Beyond issues related to religious beliefs or doctrines of faith, the topic of the persecution of members of the church responsible for commission or concealment of these crimes must be part of the public discussion. For hundreds of years Western societies and their descendants have given the fight for the separation of church and state. Not only does this imply the existence of a gap between different religions and nation states, but also that following the mandates of one of these institutions does not exempt from being governed by the laws of the other. In other words, as well as in the eyes of the church a state leader can be considered a sinner and therefore be condemned to hell (if those are their laws), according to the civil law a leader of the church can be considered a criminal, and thus be sent to prison.
Additionally, other major battles that history has given are those for equality before the law. This equality must be for all and in no way it excludes a group of individuals for the sheer fact of being in a high post in a religious institution. Again, beyond beliefs and dogmas, the principles of separation of church and state and equality before the law, force us to take firm actions in these cases of abuse of minors by members of the clergy and the cover-up by the Pope.

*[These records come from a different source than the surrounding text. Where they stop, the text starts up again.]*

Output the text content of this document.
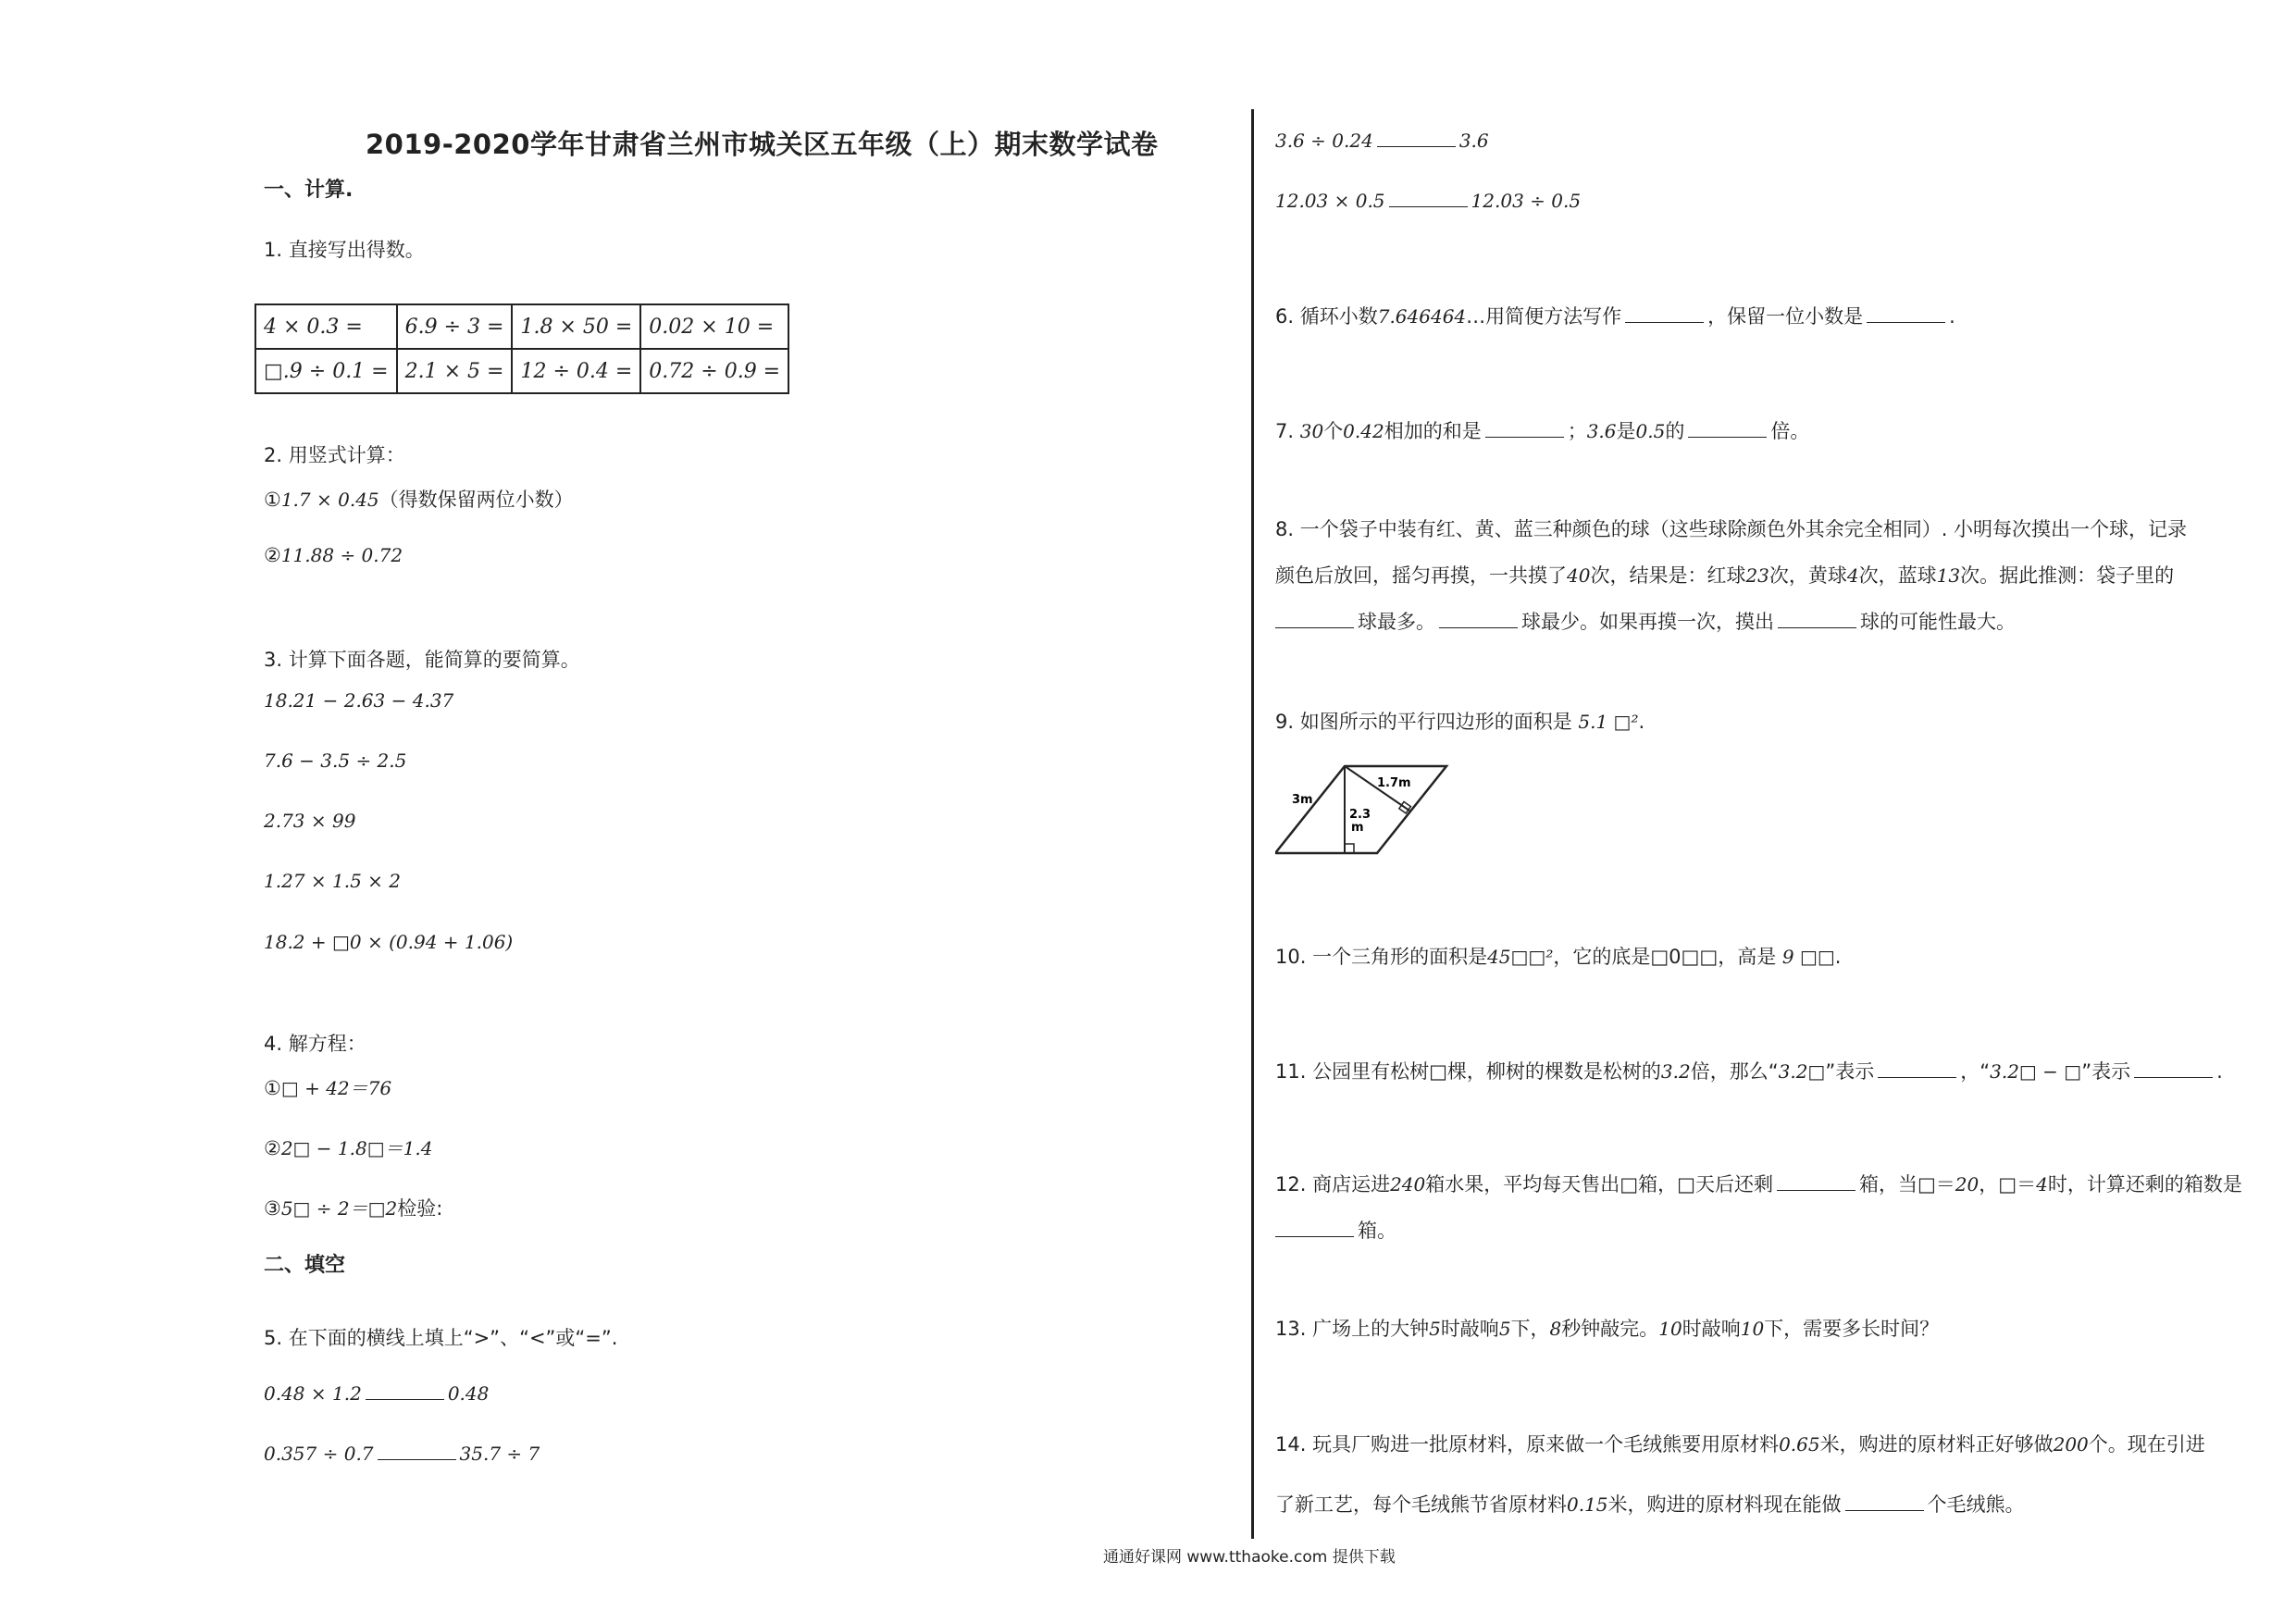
2019-2020学年甘肃省兰州市城关区五年级（上）期末数学试卷
一、计算.
1. 直接写出得数。
4 × 0.3 =	6.9 ÷ 3 =	1.8 × 50 =	0.02 × 10 =
□.9 ÷ 0.1 =	2.1 × 5 =	12 ÷ 0.4 =	0.72 ÷ 0.9 =
2. 用竖式计算：
①1.7 × 0.45（得数保留两位小数）
②11.88 ÷ 0.72
3. 计算下面各题，能简算的要简算。
18.21 − 2.63 − 4.37
7.6 − 3.5 ÷ 2.5
2.73 × 99
1.27 × 1.5 × 2
18.2 + □0 × (0.94 + 1.06)
4. 解方程：
①□ + 42＝76
②2□ − 1.8□＝1.4
③5□ ÷ 2＝□2检验:
二、填空
5. 在下面的横线上填上“>”、“<”或“=”.
0.48 × 1.2	0.48
0.357 ÷ 0.7	35.7 ÷ 7
3.6 ÷ 0.24	3.6
12.03 × 0.5	12.03 ÷ 0.5
6. 循环小数7.646464…用简便方法写作	，保留一位小数是	.
7. 30个0.42相加的和是	；3.6是0.5的	倍。
8. 一个袋子中装有红、黄、蓝三种颜色的球（这些球除颜色外其余完全相同）. 小明每次摸出一个球，记录
颜色后放回，摇匀再摸，一共摸了40次，结果是：红球23次，黄球4次，蓝球13次。据此推测：袋子里的
球最多。	球最少。如果再摸一次，摸出	球的可能性最大。
9. 如图所示的平行四边形的面积是 5.1 □².
3m
1.7m
2.3
m
10. 一个三角形的面积是45□□²，它的底是□0□□，高是 9 □□.
11. 公园里有松树□棵，柳树的棵数是松树的3.2倍，那么“3.2□”表示	，“3.2□ − □”表示	.
12. 商店运进240箱水果，平均每天售出□箱，□天后还剩	箱，当□＝20，□＝4时，计算还剩的箱数是
箱。
13. 广场上的大钟5时敲响5下，8秒钟敲完。10时敲响10下，需要多长时间？
14. 玩具厂购进一批原材料，原来做一个毛绒熊要用原材料0.65米，购进的原材料正好够做200个。现在引进
了新工艺，每个毛绒熊节省原材料0.15米，购进的原材料现在能做	个毛绒熊。
通通好课网 www.tthaoke.com 提供下载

Now, it would be a good example of justice to act here as a sign of respect for the victims of these violations since to them, ultimately, it is not that they feel better by being abused by a priest than by any other human: therefore the treatment should be exactly the same to the one that any other rapist or any other person acting on its cover-up would receive. Similarly, for the followers of the Catholic faith this would be an important sign for their institution to ensure that this does not remain being a haven for pedophiles.
As it is acknowledged by Dawkins, perhaps the goal of capturing the Pope is unfeasible (although there are clearly some people working to make it happen), but this does not take away any value to the initiative. On the contrary, it sets a precedent against future abuses by religious leaders while letting them know that their roles as ministers of the church do not grant them a status beyond the reach of civil justice: sooner or later the public will be mobilized against them. On the other hand, this warrant has been translated in an argument that has served to awaken the collective consciousness towards the problem, as it has been expressed in the pressures from different sectors of the society demanding the resignation of the Pope, and as will be evident next month with the many protests against him. These are already being organized and will accompany his visit in different British cities.
But perhaps the most important aspect of this attempt to arrest the Pope is the reminding of the public that the church is not an authority on moral issues and, therefore, it is necessary to reach secular agreements on the moral principles that will rule society. Let us remember that history is full of crimes committed in the name of the gods like the Crusades, witch-hunting, the destruction of Aboriginal societies to impose the "true god" and discrimination against those with different sexual alternative to those accepted by these gods, among many others. In this scenario, the repeated cases of child abuse and the covering behavior of high hierarchs in this matter may become the straw that breaks the camel's back. Most likely all these people physically and psychologically attacked on religious grounds will find a better society in a scenario where the idea of separation between church and state is truly taken into account. Then we can speak of justice for all.